In the age when Mary Wollstonecraft was writing A Vindication of the Rights of Women, and David Hume was counter-culturally encouraging women to read history, Jane barely had enough daylight to see her household responsibilities carried out. But she once told her brother, “I Read as much as I Dare.” She made time to read every one of Ben’s books he sent to her, plus any sermons, natural histories, newspapers, and other printed discourses she could borrow or buy. In her letters, she picked her brother’s brain and prodded him about political and religious issues (she maintained a lifelong Christian faith, which Ben questioned from an early age). And while Ben was writing what would become his autobiography, she was bold enough to put her pen to her own handmade notebook, which she called her “Book of Ages”; in it she recorded births, deaths, and a precious few of her own observations.

Given her connection to a founding father, Jane might have been expected to leave behind a more substantive trail. But like most women of past eras, even those tied to the most influential men of their day, we have only fragments. Understanding what information about Jane is missing – and why – prompted Lepore to approach the book the way she did. In her appendix on methods and source, she writes:

In writing this book I have had to stare down a truism: the lives of the obscure make good fiction but bad history…For a long time, I was so discouraged that I abandoned the project altogether.

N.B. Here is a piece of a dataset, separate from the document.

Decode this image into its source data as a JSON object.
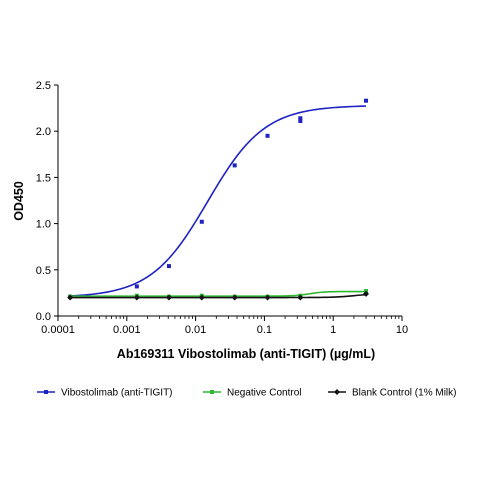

I thought about writing a novel instead. But I decided, in the end, to write a biography, a book meant not only as a life of Jane Franklin Mecom but, more, as a meditation on silence in the archives. I wanted to write a history from the Reformation through the American Revolution by telling the story of a single life, using this most ordinary of lives to offer a history of history and to explain how history is written: from what remains of the lives of the great, the bad, and not as often, the good.

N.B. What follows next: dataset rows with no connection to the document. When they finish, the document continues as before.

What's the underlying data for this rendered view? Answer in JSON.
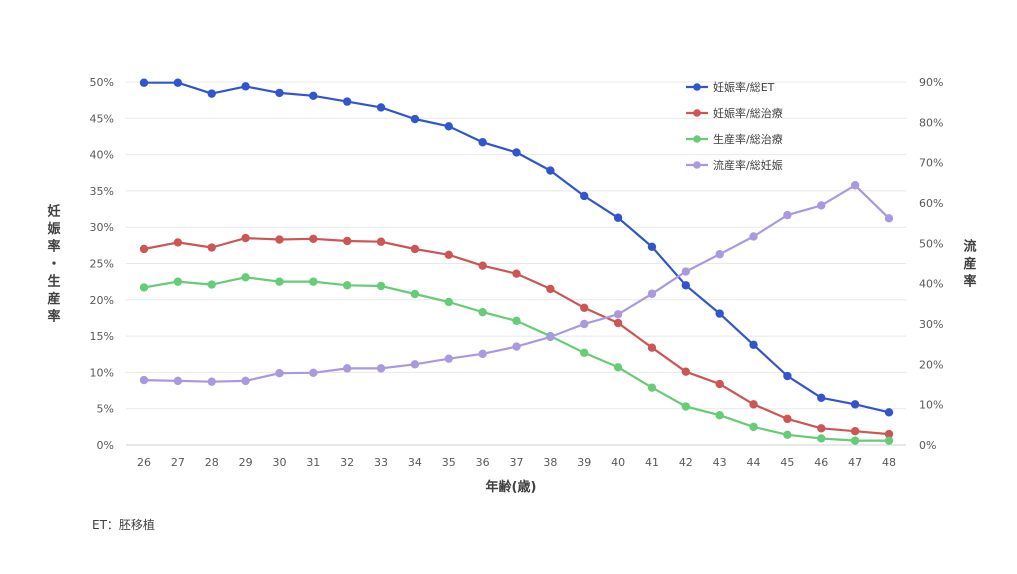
{
  "chart_data": {
    "type": "line",
    "xlabel": "年齢(歳)",
    "ylabel_left": "妊娠率・生産率",
    "ylabel_right": "流産率",
    "ylim_left": [
      0,
      50
    ],
    "ylim_right": [
      0,
      90
    ],
    "left_ticks": [
      "0%",
      "5%",
      "10%",
      "15%",
      "20%",
      "25%",
      "30%",
      "35%",
      "40%",
      "45%",
      "50%"
    ],
    "right_ticks": [
      "0%",
      "10%",
      "20%",
      "30%",
      "40%",
      "50%",
      "60%",
      "70%",
      "80%",
      "90%"
    ],
    "categories": [
      "26",
      "27",
      "28",
      "29",
      "30",
      "31",
      "32",
      "33",
      "34",
      "35",
      "36",
      "37",
      "38",
      "39",
      "40",
      "41",
      "42",
      "43",
      "44",
      "45",
      "46",
      "47",
      "48"
    ],
    "grid": true,
    "legend_position": "top-right",
    "series": [
      {
        "name": "妊娠率/総ET",
        "axis": "left",
        "color": "#3355cc",
        "values": [
          49.9,
          49.9,
          48.4,
          49.4,
          48.5,
          48.1,
          47.3,
          46.5,
          44.9,
          43.9,
          41.7,
          40.3,
          37.8,
          34.3,
          31.3,
          27.3,
          22.0,
          18.1,
          13.8,
          9.5,
          6.5,
          5.6,
          4.5
        ]
      },
      {
        "name": "妊娠率/総治療",
        "axis": "left",
        "color": "#cc5555",
        "values": [
          27.0,
          27.9,
          27.2,
          28.5,
          28.3,
          28.4,
          28.1,
          28.0,
          27.0,
          26.2,
          24.7,
          23.6,
          21.5,
          18.9,
          16.8,
          13.4,
          10.1,
          8.4,
          5.6,
          3.6,
          2.3,
          1.9,
          1.5
        ]
      },
      {
        "name": "生産率/総治療",
        "axis": "left",
        "color": "#66cc77",
        "values": [
          21.7,
          22.5,
          22.1,
          23.1,
          22.5,
          22.5,
          22.0,
          21.9,
          20.8,
          19.7,
          18.3,
          17.1,
          15.0,
          12.7,
          10.7,
          7.9,
          5.3,
          4.1,
          2.5,
          1.4,
          0.9,
          0.6,
          0.6
        ]
      },
      {
        "name": "流産率/総妊娠",
        "axis": "right",
        "color": "#aa99dd",
        "values": [
          16.1,
          15.9,
          15.7,
          15.9,
          17.8,
          17.9,
          19.0,
          19.0,
          20.0,
          21.4,
          22.6,
          24.4,
          26.8,
          30.0,
          32.4,
          37.5,
          43.0,
          47.3,
          51.7,
          57.0,
          59.4,
          64.4,
          56.2
        ]
      }
    ]
  },
  "footnote": "ET：胚移植"
}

In other words, the details about women in history are as rare as the women who had the opportunity to read history. But because of these gaps, the piecing together of the personal histories of women are that much more valuable for how they augment and correct what we know.

By examining the handful of pages in Jane’s manuscript and the few extant letters (most are lost) preserved among her and her brother’s papers (at least one of Jane’s papers bear her note “to go into the Litle Trunk” for safe keeping [her spelling]), and filling the gaps with other contemporary sources, Lepore fleshes out some of the experiences that made Jane who she was: caring for her aged parents; burying her children; fleeing Boston during the Revolution; reading Cotton Mather, Thomas Paine, and Alexander Pope. In doing so, she not only brings this extraordinary, ordinary woman into relief, but also reveals an additional perspective on her famous sibling and the world-changing events of their generation.

Lepore has written a readable and compassionate life of Jane Franklin Mecom. The inclusion of photos of some of Jane’s manuscripts lend a touch of personality. Extensive notes, a Franklin genealogy, a calendar of letters by or to Jane and Ben, and an appendix of the books Jane is known to have read (including a title by Jonathan Edwards, whose own obscure grandmother, Elizabeth Tuttle, recently was restored to history by Ava Chamberlain) make Lepore’s biography the definitive source on Jane.

It’s a volume that makes me cheer for women of the past who strained the seams of society even as they went on with their daily work – which is something I suppose we could say about historians like Jill Lepore.